Die zweite Etappe war dann von dieser Landzunge über den See. 600 Meter laut Lutz‘ Berechnungen. Zwischendrin wurde mir schon ein bisschen kalt. Und an Land konnte man da auch nicht gehen. Privatgrund. Wir haben’s gar nicht versucht, sondern sind über den See zurück. Ein Kilometer. Da gab’s aber keine markante Stelle, auf die ich zuschwimmen konnte. Im Becken macht’s nichts, dass ich nicht alles sehe. Im See wäre eine Schwimmbrille mit Sehstärke fast geschickter. Wir schwimmen also, es läuft schon ganz gut. Immer wieder finde ich meinen Rhythmus, atme im Dreier-Zug und achte darauf, nicht zu viel mit den Beinen zu machen, um Kraft zu sparen.
Anders als im Becken kann ich hier im See weder meine Kraft noch meine Geschwindigkeit einschätzen. Und ich weiß auch nicht, wie weit es noch ist, bis ich fertig bin. Im Becken zähle ich ja meine Bahnen. Da weiß ich, dass noch zehn oder 20 vor mir liegen. Hier? Keine Ahnung, wie weit es zum Ufer ist. Und es scheint zwischendurch echt weit entfernt. Ob es jemals näher kommt? Und was, wenn nicht? Lutz ist zwischendrin wieder recht weit von mir entfernt. Ist es sein Linksdrall oder schwimme ich zur falschen Stelle? Ich bin etwas verunsichert. Angst habe ich zwar keine, aber ein mulmiges Gefühl. Hier gibt’s kein Zurück! Ich schwimme etwas Brust, um mir einen Überblick zu verschaffen. Um mich vielleicht auch ein bisschen zu besinnen. Ich kann schwimmen. Ich habe genug Ausdauer. Ich schwimme gern. Ich kraule auch wieder. Atme regelmäßig. Versuche auf meinen Armzug zu achten. Dass er sauber ist. Dass er regelmäßig ist. Dass ich keine Luftbläschen unter Wasser drücke. Ich achte auf meine Beine. Dass sie nicht zu stark schlagen. Es ist schön. Der grüne See unter mir. Der blaue Himmel und die Sonne über mir. Zur Orientierung hebe ich den Kopf. Ich kann jetzt die Klo-Hütte auf unserer Wiese erkennen. Das ist die Stelle, auf die ich zuschwimmen muss. Und das Ufer kommt tatsächlich näher. Und näher! Ein sehr schönes Gefühl. Irgendwie erhebend. Wir kommen an. Und natürlich machen wir ein Foto. Lutz hat nämlich eine Unterwasserkamera.

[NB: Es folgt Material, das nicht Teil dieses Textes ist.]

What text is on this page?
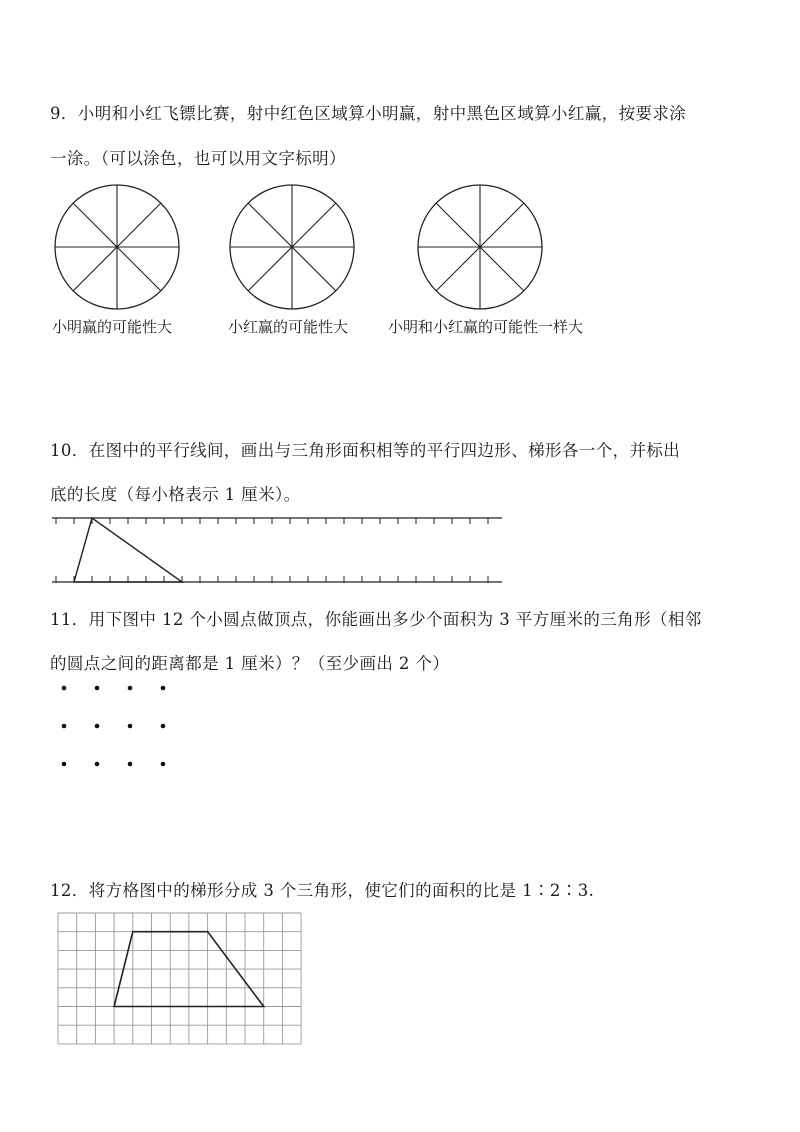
9．小明和小红飞镖比赛，射中红色区域算小明赢，射中黑色区域算小红赢，按要求涂
一涂。（可以涂色，也可以用文字标明）
小明赢的可能性大	小红赢的可能性大	小明和小红赢的可能性一样大
10．在图中的平行线间，画出与三角形面积相等的平行四边形、梯形各一个，并标出
底的长度（每小格表示 1 厘米）。
11．用下图中 12 个小圆点做顶点，你能画出多少个面积为 3 平方厘米的三角形（相邻
的圆点之间的距离都是 1 厘米）？（至少画出 2 个）
12．将方格图中的梯形分成 3 个三角形，使它们的面积的比是 1∶2∶3.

Draußen merke ich, wie kalt mir ist. Wir waren fast eine Stunde unterwegs. Hatten am ersten Haltepunkt eine Fotopause eingelegt und uns auch nicht wirklich beeilt. Lutz war am Vormittag schon schwimmen. Und ich will mich nicht übernehmen. Ich muss erst lernen, wie ich mir meine Energie einteile. Im Becken schwimme ich gern mal bissl schneller. Überhole Schwimmer, die auf der Nebenbahn sind. Doch das sind Spielereien, die es im Freiwasser nicht gibt. Die auch nicht nötig sind. Weil es – auch ohne Bahnenzählen – spannend ist. Und gar nicht langweilig.
An Land ziehe ich meinen dunkelblauen Kapuzenpulli über. Den habe ich extra eingepackt, weil er so schön warm ist.